Indo-Dutch Innovators: interview with Michel Rademaker on cybersecurity

December 14, 2022

For their Indo-Dutch Innovator series, the Netherlands Innovation Network India spoke to Michel Rademaker, Deputy Director at HCSS – The Hague Centre for Strategic Studies, one of the key persons behind the Indo-Dutch Cyber Security School 2022 (#IDCSS22).

Michel talked about cybersecurity, cyber diplomacy and the benefits of an Indo-Dutch collaboration in the cyber sector. Read the interview here:

Q: Could you tell us about the Indo-Dutch cybersecurity school and its highlights?

Cybersecurity is increasingly important for our digital, but also our physical world. It is integrated in all parts of life. Therefore we need to have a broad understanding of cyber, and not only the technical aspects. The Indo-Dutch cybersecurity school does this. It’s a very nice endeavor where we try to have students from an alpha, beta, and gamma background. The course does not only focus on technology, but also on cyber policy, legal aspects, social aspects, etc. That’s an important part of the thinking: we need to work interdisciplinary.  

This year we have 3000 students, which we are very proud of. We hosted 21 lectures from the world’s leading experts in Cybersecurity, such as the former US Cyber Diplomat, Christopher Painter, CSIS Fellow Dr. Alexander Klimburg, GDPR and Cyber Law expert Benedetta Podesta and Dr Akash Thakar, Forensics expert.

Q: Why is it so important to work on cyber security at the moment and what is the role of international cyber diplomacy in this?

The geopolitics of cyber is getting more harsh. We face autocracies, who organize their own digital world and set up their own internets. They thereby  are closing off their people from the rest of the world.

We see malicious behavior that we know from offline – such as espionage, extortions, national attacks – in the virtual domain and it is becoming more and more sophisticated. Therefore it is necessary to focus more on the cyber domain and its safety and security.

On the international approaches, multilateralism is the solution. While preparing cyber security strategies diplomacy should engage all, not only government. If you forget certain angles, you will surely only come up with a partial solution.

Q: What is the strength of India and NL working together in Cybersecurity?
In the Netherlands we invest substantially on an individual level and are strong at these type of solutions. India is all about scalability and affordability. I think India is strong on engineering and technology, and the Netherlands is looking also very much from a policy and ethical angle at cyber.

A practical example is the online school. We were overwhelmed with 3000 students and saw this as a major challenge. “How can we manage this? How do we judge all talent?” Then I spoke to Indian colleagues, and they came to a creative solution: we had everyone make a 3 minute video, put it on youtube, and had the world judge all the teams and their videos with likes and comments. An original way and one that deals with scale.

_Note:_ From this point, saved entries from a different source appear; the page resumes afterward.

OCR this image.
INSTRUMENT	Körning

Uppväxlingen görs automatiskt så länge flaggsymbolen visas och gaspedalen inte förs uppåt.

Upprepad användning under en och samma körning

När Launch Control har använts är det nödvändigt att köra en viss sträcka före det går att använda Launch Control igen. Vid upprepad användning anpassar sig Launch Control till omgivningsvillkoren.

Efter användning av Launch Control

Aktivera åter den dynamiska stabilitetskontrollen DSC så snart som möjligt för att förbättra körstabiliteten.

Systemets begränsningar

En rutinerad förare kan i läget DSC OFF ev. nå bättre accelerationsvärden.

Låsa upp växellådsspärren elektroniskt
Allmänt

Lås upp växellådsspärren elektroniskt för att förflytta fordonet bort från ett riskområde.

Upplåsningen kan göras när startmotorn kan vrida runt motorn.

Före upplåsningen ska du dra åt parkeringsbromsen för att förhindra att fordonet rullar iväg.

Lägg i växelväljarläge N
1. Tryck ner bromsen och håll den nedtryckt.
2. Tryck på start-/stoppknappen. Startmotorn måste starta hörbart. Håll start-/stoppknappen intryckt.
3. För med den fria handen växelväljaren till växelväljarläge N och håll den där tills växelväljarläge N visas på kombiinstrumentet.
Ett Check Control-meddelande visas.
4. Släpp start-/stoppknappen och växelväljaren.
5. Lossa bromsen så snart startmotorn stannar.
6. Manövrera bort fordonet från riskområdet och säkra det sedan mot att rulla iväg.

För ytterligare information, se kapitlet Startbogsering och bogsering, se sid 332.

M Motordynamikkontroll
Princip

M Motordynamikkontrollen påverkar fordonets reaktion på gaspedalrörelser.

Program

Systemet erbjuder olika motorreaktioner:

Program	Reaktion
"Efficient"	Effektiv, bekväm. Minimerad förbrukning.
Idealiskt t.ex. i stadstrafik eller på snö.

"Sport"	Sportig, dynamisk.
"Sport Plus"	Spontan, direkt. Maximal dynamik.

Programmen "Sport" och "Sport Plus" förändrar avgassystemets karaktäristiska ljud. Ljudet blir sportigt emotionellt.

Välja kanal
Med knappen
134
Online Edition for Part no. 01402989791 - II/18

Q: What are the opportunities for India in cybersecurity in the Netherlands?
The Netherlands is emerging as a hub for India in Europe. There are over 200 Indian companies present in the Netherlands, including all the major IT companies such as TCS, HCL, Wipro, Infosys, Tech Mahindra as well as Sun Pharmaceuticals and Tata Steel. Also, there are over 200 Dutch companies present in India, including major Dutch companies like Unilever, Philips, Akzo Nobel, DSM, KLM and Rabobank.  These companies all need OT- and IT-security that is comprehensive and inclusive, multistakeholder, multidisciplinary and internationally scoped.

India has great engineering education institutes and most of these students are very smart. The cybersecurity courses offered in the Netherlands are multidisciplenary and interconnected, which gives students from different verticles options to learn more and start understaning other aspects they might not be familiar with.

Q: What is your hope for the future in cyber collaborations between NL and India?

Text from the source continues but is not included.